Given variables a b c d of compatible scalar arithmetic types, consider
the expression:
a + b + c + d
There are multiple implementation orders for computing this sum, and the
one you want can be dependent on the source language specification. In
particular, the + operation must not be considered commutative if these
are floating point values and we care about error ranges.
It is not obvious to me from the IR specification how the front end can
specify prescriptively that some particular order of operation is
required.
I'm probably missing something very obvious here.
shap
LLVM IR is three address code, not a tree form. This requires the front-end to pick an ordering that works for it explicitly as it lowers to LLVM IR.
-Chris
I got that much. But I assume that optimization passes, if used, are
entitled to rewrite the IR. For example: ANSI C requires that certain
types of parenthesization be honored rigorously, while other operations
can legally be combined or reordered. How does the front end specify in
it's IR emission which kinds are which, so that the optimizer knows
which parts it is not permitted to re-arrange?
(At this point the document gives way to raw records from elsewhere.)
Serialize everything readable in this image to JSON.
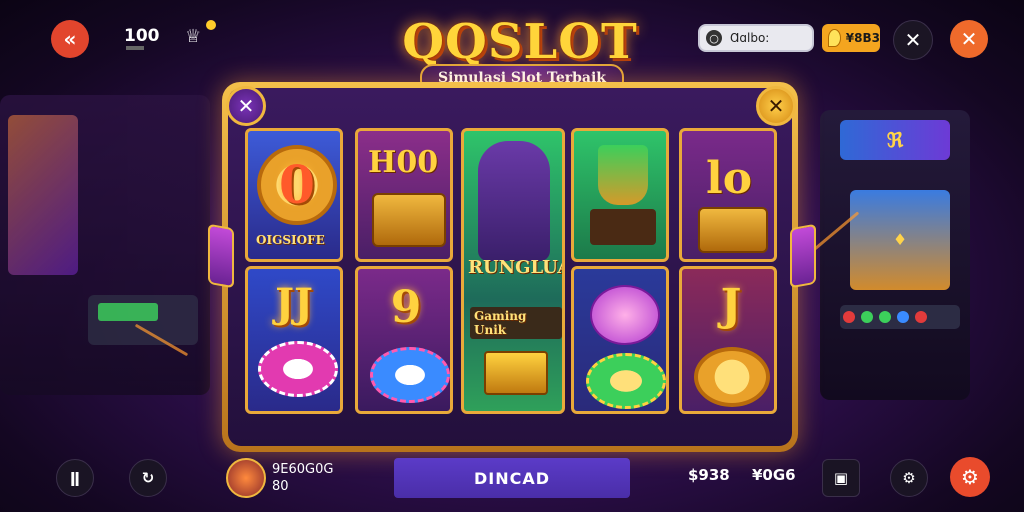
{
  "header": {
    "back_icon": "back-chevron-icon",
    "balance_count": "100",
    "chef_icon": "chef-hat-icon",
    "search": {
      "text": "Ɑɑlbo:",
      "icon": "search-icon"
    },
    "coins": {
      "text": "¥8B3",
      "icon": "gem-icon"
    },
    "close_icon": "close-icon",
    "exit_icon": "close-icon"
  },
  "logo": {
    "title": "QQSLOT",
    "subtitle": "Simulasi Slot Terbaik"
  },
  "reels": {
    "r1_top_label": "OIGSIOFE",
    "r2_top_text": "H00",
    "r3_main_text": "RUNGLUA",
    "r3_banner": "Gaming Unik",
    "r4_trophy_icon": "trophy-icon",
    "r5_top_text": "lo",
    "r1_mid_text": "JJ",
    "r2_mid_text": "9",
    "r5_mid_text": "J"
  },
  "footer": {
    "player_name": "9E60G0G",
    "player_sub": "80",
    "spin_label": "DINCAD",
    "value_1": "$938",
    "value_2": "¥0G6",
    "stats_icon": "stats-icon",
    "refresh_icon": "refresh-icon",
    "map_icon": "map-icon",
    "settings_icon": "gear-icon",
    "power_icon": "power-icon"
  },
  "colors": {
    "accent_gold": "#f0b83f",
    "accent_orange": "#ef6a2b",
    "bg_purple": "#2e0f4d",
    "button_purple": "#5b3bc8"
  }
}
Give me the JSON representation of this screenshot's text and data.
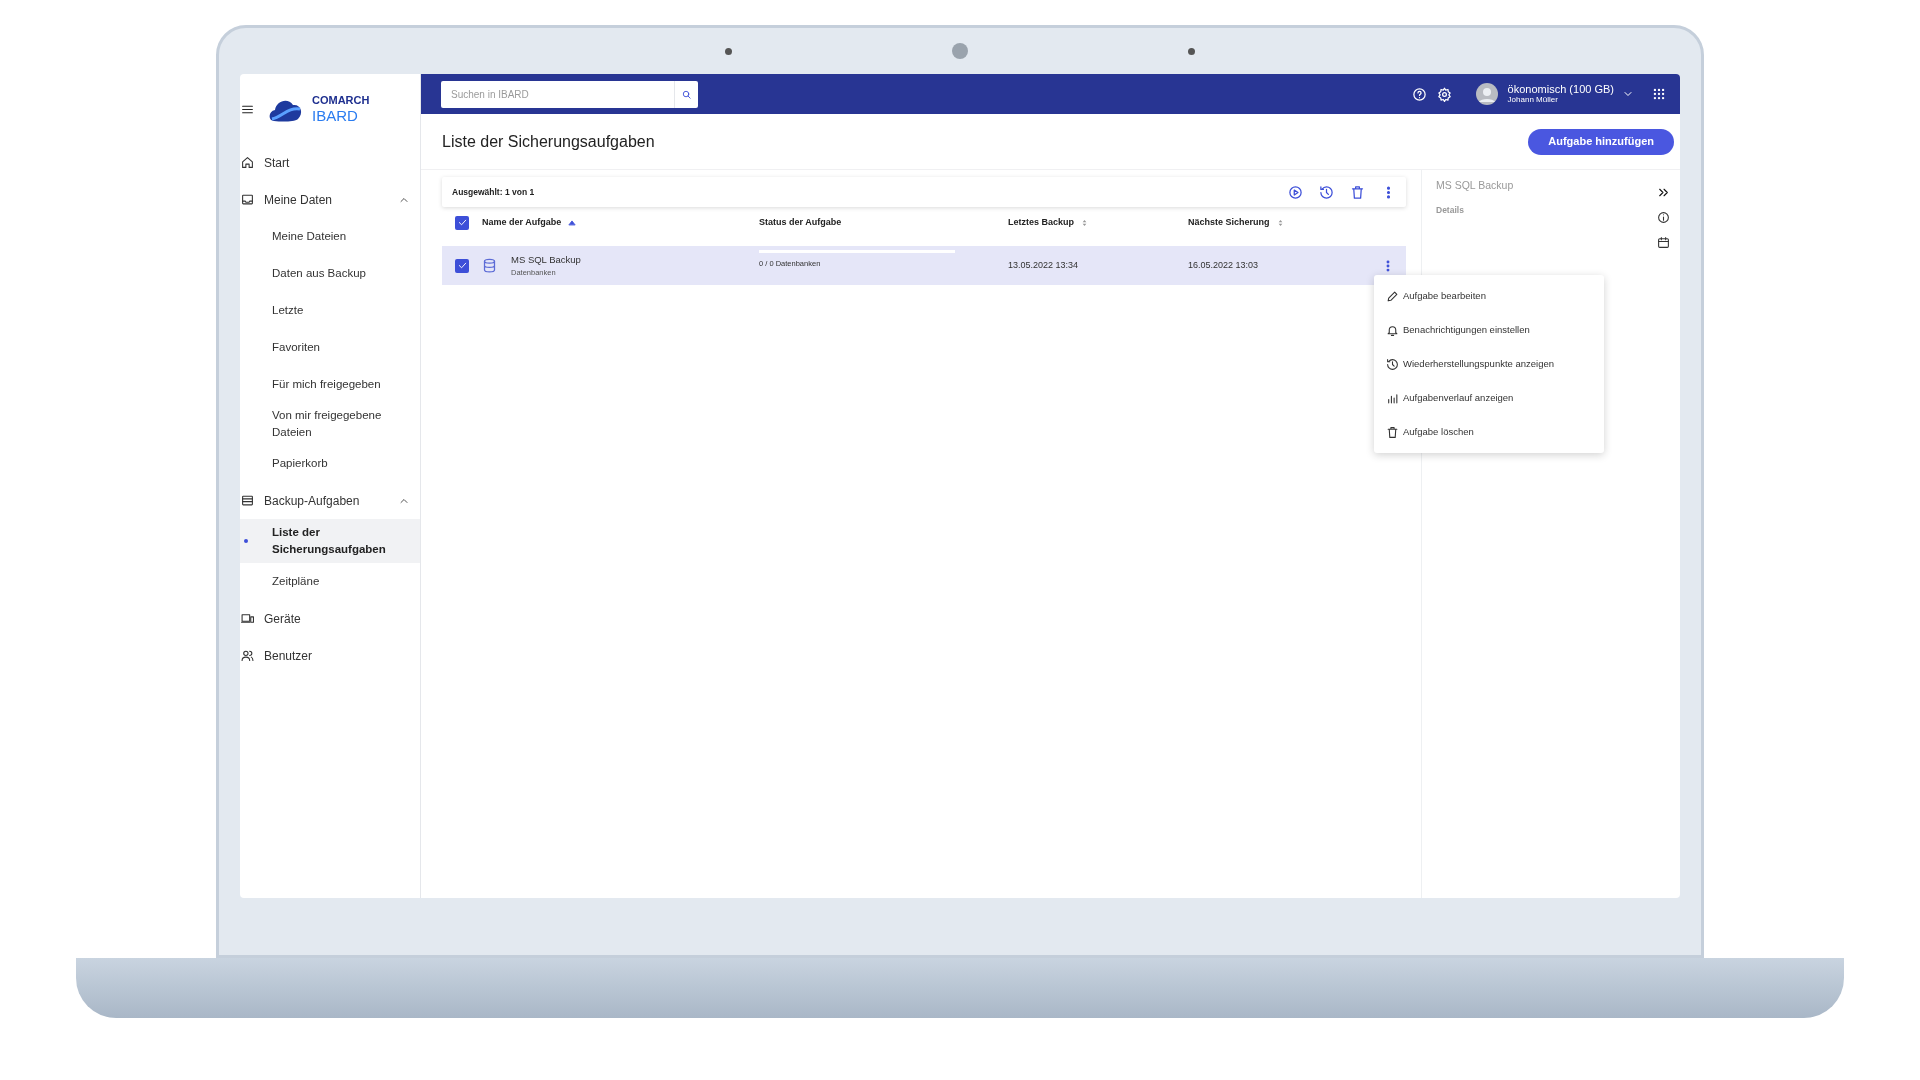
{
  "sidebar": {
    "logo": {
      "line1": "COMARCH",
      "line2": "IBARD"
    },
    "items": [
      {
        "label": "Start",
        "selected": false
      },
      {
        "label": "Meine Daten",
        "selected": false,
        "expanded": true,
        "children": [
          {
            "label": "Meine Dateien",
            "selected": false
          },
          {
            "label": "Daten aus Backup",
            "selected": false
          },
          {
            "label": "Letzte",
            "selected": false
          },
          {
            "label": "Favoriten",
            "selected": false
          },
          {
            "label": "Für mich freigegeben",
            "selected": false
          },
          {
            "label": "Von mir freigegebene Dateien",
            "selected": false
          },
          {
            "label": "Papierkorb",
            "selected": false
          }
        ]
      },
      {
        "label": "Backup-Aufgaben",
        "selected": false,
        "expanded": true,
        "children": [
          {
            "label": "Liste der Sicherungsaufgaben",
            "selected": true
          },
          {
            "label": "Zeitpläne",
            "selected": false
          }
        ]
      },
      {
        "label": "Geräte",
        "selected": false
      },
      {
        "label": "Benutzer",
        "selected": false
      }
    ]
  },
  "top_bar": {
    "search": {
      "placeholder": "Suchen in IBARD"
    },
    "account": {
      "plan": "ökonomisch (100 GB)",
      "user": "Johann Müller"
    }
  },
  "page": {
    "title": "Liste der Sicherungsaufgaben",
    "add_button": "Aufgabe hinzufügen"
  },
  "toolbar": {
    "selection": "Ausgewählt: 1 von 1"
  },
  "table": {
    "all_checked": true,
    "columns": [
      {
        "label": "Name der Aufgabe",
        "sortable": true,
        "sorted": true
      },
      {
        "label": "Status der Aufgabe",
        "sortable": false
      },
      {
        "label": "Letztes Backup",
        "sortable": true,
        "sorted": false
      },
      {
        "label": "Nächste Sicherung",
        "sortable": true,
        "sorted": false
      }
    ],
    "rows": [
      {
        "name": "MS SQL Backup",
        "type": "Datenbanken",
        "status": "0 / 0 Datenbanken",
        "last_backup": "13.05.2022 13:34",
        "next_backup": "16.05.2022 13:03",
        "checked": true,
        "selected": true
      }
    ]
  },
  "context_menu": [
    "Aufgabe bearbeiten",
    "Benachrichtigungen einstellen",
    "Wiederherstellungspunkte anzeigen",
    "Aufgabenverlauf anzeigen",
    "Aufgabe löschen"
  ],
  "details_panel": {
    "title": "MS SQL Backup",
    "tab": "Details"
  }
}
LLVM IR is three address code, not a tree form. This requires the
front-end to pick an ordering that works for it explicitly as it
lowers to LLVM IR.
I got that much. But I assume that optimization passes, if used, are
entitled to rewrite the IR. For example: ANSI C requires that certain
types of parenthesization be honored rigorously,
You're thinking about FORTRAN, not C.
while other operations
can legally be combined or reordered. How does the front end specify in
it's IR emission which kinds are which, so that the optimizer knows
which parts it is not permitted to re-arrange?
The compiler currently doesn't change code if it changes its semantics. This means it doesn't reassociate FP operations etc. In the future, we may extend the IR to capture information to tell the optimizer when it is safe to do this, until then it is completely conservative.